I need a break from the long-running horror of Stephanie's 2013 hospitalizations — a break she needed, too, but never got until it was over. That story will resume, but today is a more pleasant rumination.
When Stephanie died, I briefly flirted with the idea of moving out of this apartment that we'd shared for fourteen years. The memories were too overpowering. I even thought about leaving Madison, her home town that she had missed so much we moved here in 2004. Stephanie quickly made Madison feel like my home town too, and this apartment had become our home.

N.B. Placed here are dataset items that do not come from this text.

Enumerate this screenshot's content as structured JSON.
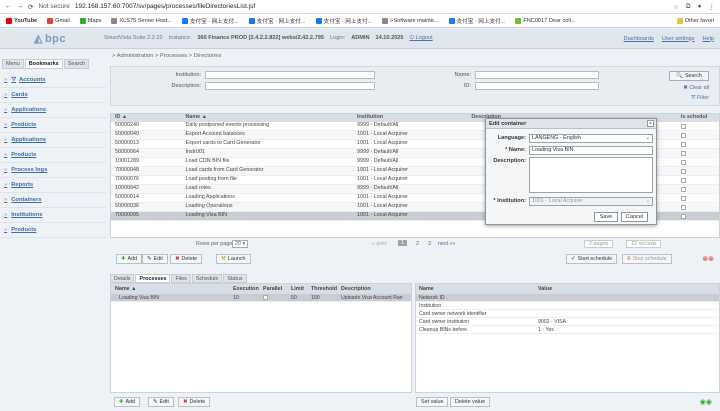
{
  "browser": {
    "warn": "Not secure",
    "url": "192.168.157.60:7007/sv/pages/processes/fileDirectoriesList.jsf",
    "other": "Other favori"
  },
  "bookmarks": [
    "YouTube",
    "Gmail",
    "Maps",
    "XLS75 Server Host...",
    "支付宝 · 网上支付...",
    "支付宝 · 网上支付...",
    "支付宝 · 网上支付...",
    "i-Software mainte...",
    "支付宝 · 网上支付...",
    "FNC0017 Dear coll..."
  ],
  "header": {
    "logo": "bpc",
    "suite": "SmartVista Suite 2.2.22",
    "instance_l": "Instance:",
    "instance": "360 Finance PROD [2.4.2.2.822] webs/2.42.2.795",
    "login_l": "Login:",
    "login": "ADMIN",
    "date": "14.10.2025",
    "logout": "Logout",
    "dashboards": "Dashboards",
    "user_settings": "User settings",
    "help": "Help"
  },
  "sidebar": {
    "tabs": [
      "Menu",
      "Bookmarks",
      "Search"
    ],
    "items": [
      "Accounts",
      "Cards",
      "Applications",
      "Products",
      "Applications",
      "Products",
      "Process logs",
      "Reports",
      "Containers",
      "Institutions",
      "Products"
    ]
  },
  "breadcrumb": "> Administration > Processes > Directories",
  "filter": {
    "institution": "Institution:",
    "description": "Description:",
    "name": "Name:",
    "id": "ID:",
    "search": "Search",
    "clear": "Clear all",
    "filter": "Filter"
  },
  "grid": {
    "headers": [
      "ID ▲",
      "Name ▲",
      "Institution",
      "Description",
      "Is schedul"
    ],
    "rows": [
      [
        "50000240",
        "Daily postponed events processing",
        "9999 - Default/All"
      ],
      [
        "50000040",
        "Export Account balances",
        "1001 - Local Acquirer"
      ],
      [
        "50000013",
        "Export cards to Card Generator",
        "1001 - Local Acquirer"
      ],
      [
        "50000064",
        "Instr001",
        "9999 - Default/All"
      ],
      [
        "10001289",
        "Load CDN BIN file",
        "9999 - Default/All"
      ],
      [
        "70000048",
        "Load cards from Card Generator",
        "1001 - Local Acquirer"
      ],
      [
        "70000076",
        "Load posting from file",
        "1001 - Local Acquirer"
      ],
      [
        "10000942",
        "Load roles",
        "9999 - Default/All"
      ],
      [
        "50000014",
        "Loading Applications",
        "1001 - Local Acquirer"
      ],
      [
        "50000036",
        "Loading Operations",
        "1001 - Local Acquirer"
      ],
      [
        "70000095",
        "Loading Visa BIN",
        "1001 - Local Acquirer"
      ]
    ]
  },
  "pager": {
    "rows_l": "Rows per page",
    "rows": "20",
    "prev": "« prev",
    "p1": "1",
    "p2": "2",
    "p3": "3",
    "next": "next »»",
    "pages": "pages",
    "records": "records",
    "pages_v": "2",
    "records_v": "12"
  },
  "toolbar": {
    "add": "Add",
    "edit": "Edit",
    "delete": "Delete",
    "launch": "Launch",
    "start": "Start schedule",
    "stop": "Stop schedule"
  },
  "dtabs": [
    "Details",
    "Processes",
    "Files",
    "Schedule",
    "Status"
  ],
  "dleft": {
    "headers": [
      "Name ▲",
      "Execution",
      "Parallel",
      "Limit",
      "Threshold",
      "Description"
    ],
    "row": [
      "Loading Visa BIN",
      "10",
      "",
      "50",
      "100",
      "Uploade Visa Account Ran"
    ]
  },
  "dright": {
    "headers": [
      "Name",
      "Value"
    ],
    "rows": [
      [
        "Network ID",
        ""
      ],
      [
        "Institution",
        ""
      ],
      [
        "Card owner network identifier",
        ""
      ],
      [
        "Card owner institution",
        "9002 - VISA"
      ],
      [
        "Cleanup BINs before",
        "1 - Yes"
      ]
    ]
  },
  "bottom": {
    "add": "Add",
    "edit": "Edit",
    "delete": "Delete",
    "set": "Set value",
    "del": "Delete value"
  },
  "dialog": {
    "title": "Edit container",
    "lang_l": "Language:",
    "lang": "LANGENG - English",
    "name_l": "* Name:",
    "name": "Loading Visa BIN",
    "desc_l": "Description:",
    "inst_l": "* Institution:",
    "inst": "1001 - Local Acquirer",
    "save": "Save",
    "cancel": "Cancel"
  },
  "colors": {
    "link": "#3e6ea5",
    "header": "#dfe6ee"
  }
}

Steph died two years ago, and I miss her like it was yesterday, but now I can't imagine moving — because this is still our home. She's still here with me. I don't want to live alone, and when I'm in the apartment, even though I'm alone I don't feel alone.
Stephanie is with me in the kitchen when I'm warming up a platter of soup, because she made the kitchen her territory. It's messier now, because I don't have Steph's high standards, and I've moved most of her cookware and cookbooks to the Shrine, because I don't cook much and it's a small kitchen. So I've changed it a lot, but it's still Stephanie's kitchen, and there's something 'Steph' about being in that room. And there are things I've haven't changed. Her potholders are above the stove. Her favorite soups are still on the shelf. I never use those potholders and I don't care for that style of soup, but they'll be there as long as I am.
She's with me when I check the mail, because her name is still on the box, and because our mailbox is at knee-height. The low mailbox meant that checking the mail was one of the few chores Steph could do from her wheelchair with no real difficulty, so long as we didn't get any packages.
She's with me when I take out the trash, because I walk down a hallway where she did her prosthetic-walking exercises so many afternoons. She tried so hard to walk on that prosthetic, and I walked with her as a spotter in case she went down — which she did only once, when I wasn't there. That's why I always wanted to be there, after that, and that's why she didn't mind.
At the end of the hall, I step out the door to our back-alley. We always went that way out of the building when we were breakfasting at Ogden's, or if we were just walking the neighborhood. We walked the neighborhood so often, so many times, that these days, wherever I am when I walk the neighborhood, there's a Stephanie memory at every corner.
She's with me here as I'm typing this, in the room we used to call the office. For several years both Steph and I had our desktop computers in this room, and now it's where I sleep, beside the desk where she used to surf the internet. I'm using that same desk today, and I've intentionally left a few of Steph's knickknacks on it.
The bedroom — sorry love, I had to change the bedroom a lot, or I would've lost my mind. I emptied the closet, giving most of Steph's wardrobe to charity, and moving a few cherished items to the front room, in the Shrine. The bed is gone; replaced with a single bed since I'll never need a double. I don't sleep in that room any more, but the new cat does. Mostly I avoid that room. It's a little too much.
Stephanie is with me in the bathroom, where her toothbrush still leans against mine beside the sink. Her shampoo is still in the shower. Her disabled-riser seat is still on the toilet. She thanked me for putting in a better shower head, and for adding no-slip stickers to the tub, and maybe it's nuts but I remember that every time I'm in the shower. Under the sink there's a drawer full of Steph's hair stuff and some pills and ointments and girly things, and I'll never clean out that drawer. I kinda like opening it and looking through the effluvia sometimes.
She's with me at the end of the hallway, where our old bedroom is on one side and the bathroom is on the other. There's still a dark horizontal smudge about twelve inches up the wall, where the wheels of Steph's wheelchair bumped against the paint, as she turned her chair around in the cramped quarters of that hallway. Just a bump here and a bump there, but after thousands and thousands of bumps it became a thin layer of rubber from her wheels, now a stripe along the wall. Am I ever going to wipe that smudge away? Never ever.
And I'm never moving out of this apartment, not until I die, because Stephanie is still here with me, and I love that.